Szechi argues convincingly that a demilitarized Jacobite was not a depoliticized Jacobite, and there remained plenty to pluck the conscience of rebellious spirits when one consequence of the ’15 was the creation of a Scottish Episcopalian diaspora, out of sight but far from out of mind. The account of these defeated, yet still ardent individuals, wandering through the suspicion and hostility of Catholic Europe, offers a poignant epilogue to the rising. However, the Stuart cause in Scotland was forced to contend with the resources of the Argathelian faction (led by Argyll and his sibling Lord Islay) in ushering selected Jacobites over the bridge of constitutional politics, when the disarmed, vulnerable patricians held far too much social and political capital for an ambitious statesman to ignore. Not all families made such a complete conversion to the Hanoverian realm as the Gordon dukes of Gordon, whose shift from Catholic Jacobitism to vocally Protestant Whiggery began with the wining and dining of government officers barely more than a month after the rebellion’s collapse. But Argathelian ingenuity—aided by the duke’s careful hint of ambiguity over his own dynastic preference—drew enough of them under the safer canopy of ‘patriot’ opposition politics to dampen support for another insurrection.
The study of Jacobitism remains fraught and contested, with a last word on the subject refreshingly far out of sight. In the hands of the strongest authors, it can provide piercing enlightenment on the terrain of eighteenth-century Britain. How great a threat was really posed to the first two Georges by the phenomena of Jacobite rebellion needs an analysis that draws in England and Europe as much as disaffected ‘North Britain’. However, as a sensitive grasp of the Scottish political imagination in the aftermath of Union, Szechi’s new book deserves a wide readership.
Notes
- Notable works include, Ideology and Conspiracy: Aspects of Jacobitism, 1689–1759, ed. E. Cruickshanks (Edinburgh, 1982); P. K. Monod, Jacobitism and the English People 1688–1788 (Cambridge, 1989); and M. Pittock, The Myth of the Jacobite Clans (Edinburgh, 1995). The most comprehensive previous account of 1715 is offered in J. Baynes, The Jacobite Rising of 1715 (London, 1970). Back to (1)
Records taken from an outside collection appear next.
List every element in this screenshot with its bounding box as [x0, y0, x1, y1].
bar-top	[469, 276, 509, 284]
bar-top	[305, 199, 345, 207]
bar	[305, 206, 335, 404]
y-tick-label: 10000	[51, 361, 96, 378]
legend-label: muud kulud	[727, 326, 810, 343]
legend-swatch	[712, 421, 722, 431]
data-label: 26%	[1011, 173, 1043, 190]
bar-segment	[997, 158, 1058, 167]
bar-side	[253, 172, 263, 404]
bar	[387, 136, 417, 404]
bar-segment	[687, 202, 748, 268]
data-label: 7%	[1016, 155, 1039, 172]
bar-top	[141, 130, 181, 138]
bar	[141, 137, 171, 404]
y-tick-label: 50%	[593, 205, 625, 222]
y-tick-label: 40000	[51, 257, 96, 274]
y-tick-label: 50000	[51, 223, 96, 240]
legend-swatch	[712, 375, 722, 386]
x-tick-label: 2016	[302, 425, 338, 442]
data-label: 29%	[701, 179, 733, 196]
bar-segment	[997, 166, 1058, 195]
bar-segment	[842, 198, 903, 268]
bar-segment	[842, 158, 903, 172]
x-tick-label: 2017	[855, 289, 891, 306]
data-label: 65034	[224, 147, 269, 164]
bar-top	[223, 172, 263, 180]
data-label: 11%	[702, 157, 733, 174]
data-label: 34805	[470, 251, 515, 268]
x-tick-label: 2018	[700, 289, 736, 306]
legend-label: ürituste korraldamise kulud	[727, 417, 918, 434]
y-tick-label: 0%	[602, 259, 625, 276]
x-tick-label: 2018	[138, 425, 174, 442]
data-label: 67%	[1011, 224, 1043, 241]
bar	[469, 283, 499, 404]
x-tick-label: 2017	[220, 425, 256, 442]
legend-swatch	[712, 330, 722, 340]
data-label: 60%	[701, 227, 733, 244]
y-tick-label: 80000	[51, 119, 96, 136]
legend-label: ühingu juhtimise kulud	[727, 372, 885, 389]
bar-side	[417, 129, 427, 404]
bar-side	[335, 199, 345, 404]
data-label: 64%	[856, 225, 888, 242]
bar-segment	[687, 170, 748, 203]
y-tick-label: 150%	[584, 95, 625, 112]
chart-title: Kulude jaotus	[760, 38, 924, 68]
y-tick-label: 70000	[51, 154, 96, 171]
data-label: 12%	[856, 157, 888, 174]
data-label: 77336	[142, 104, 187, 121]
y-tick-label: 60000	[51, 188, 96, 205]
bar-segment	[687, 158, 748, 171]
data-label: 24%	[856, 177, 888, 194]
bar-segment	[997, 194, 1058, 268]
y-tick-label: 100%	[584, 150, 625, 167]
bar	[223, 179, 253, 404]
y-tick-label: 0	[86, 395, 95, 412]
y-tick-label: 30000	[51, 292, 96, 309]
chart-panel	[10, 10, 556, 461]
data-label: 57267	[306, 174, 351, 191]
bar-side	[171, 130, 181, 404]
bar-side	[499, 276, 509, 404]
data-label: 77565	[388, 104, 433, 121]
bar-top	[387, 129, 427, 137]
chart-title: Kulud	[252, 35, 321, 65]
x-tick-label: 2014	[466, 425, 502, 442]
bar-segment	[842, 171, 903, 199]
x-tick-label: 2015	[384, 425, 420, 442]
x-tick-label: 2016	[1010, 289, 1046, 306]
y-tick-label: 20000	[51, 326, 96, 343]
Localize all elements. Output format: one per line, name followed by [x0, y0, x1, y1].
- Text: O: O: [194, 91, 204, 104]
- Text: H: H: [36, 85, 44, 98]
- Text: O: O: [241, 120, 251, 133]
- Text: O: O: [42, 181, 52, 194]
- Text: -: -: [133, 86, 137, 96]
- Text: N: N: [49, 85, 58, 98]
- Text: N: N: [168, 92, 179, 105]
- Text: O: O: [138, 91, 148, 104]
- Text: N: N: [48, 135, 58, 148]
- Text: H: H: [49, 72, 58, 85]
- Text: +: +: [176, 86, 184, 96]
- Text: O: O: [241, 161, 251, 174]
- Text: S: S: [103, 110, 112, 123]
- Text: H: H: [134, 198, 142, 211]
- D. Szechi, Jacobitism and Tory Politics 1710–14 (Edinburgh, 1984). Back to (2)
Author's Response
In general I think it best not to respond to reviews. A review is simply another scholar’s assessment of a book, and it seems to me inappropriate, and ultimately pointless, to get into a debate over such an expression of opinion even when the review is patently unfair. Nonetheless, since regular responses by authors are the essence of the IHR website, and I am loath to crimp a new scholarly initiative, I will briefly break my rule on this occasion.
Let me make clear from the outset that by no stretch of the imagination does Dr Glickman’s thoughtful critique fall into the category of ‘unfair’. His review is balanced and knowledgeable, and though I do not agree with his implication that I neglected the English end of the ‘15, it is manifestly true that, because of my interpretation of the phenomenon as a whole, the book ends up being Scotland-centred. Since Scotland and Ireland were de facto the powerhouses of the Jacobite cause, and Scotland was the cockpit of the ‘15, I conceive of this as entirely appropriate in a book on that rebellion. But because we can never know how strong or weak English Jacobitism was (seeing as the English Jacobites did so little openly to further the Stuart cause), the enigmatic quality of Jacobitism in the southern kingdom demands the question of how much text should be devoted to matters English remain open, and Dr Glickman is clearly, and legitimately, of another opinion than mine on the subject.
Dr Glickman’s work centres on the English Tory party, which fits him well to offer an alternative view of the English Jacobites’ rôle in the 1715 rebellion and the Jacobite movement more broadly. I hope he will do so, as such a riposte would fruitfully advance the debate on Jacobitism within and without the field.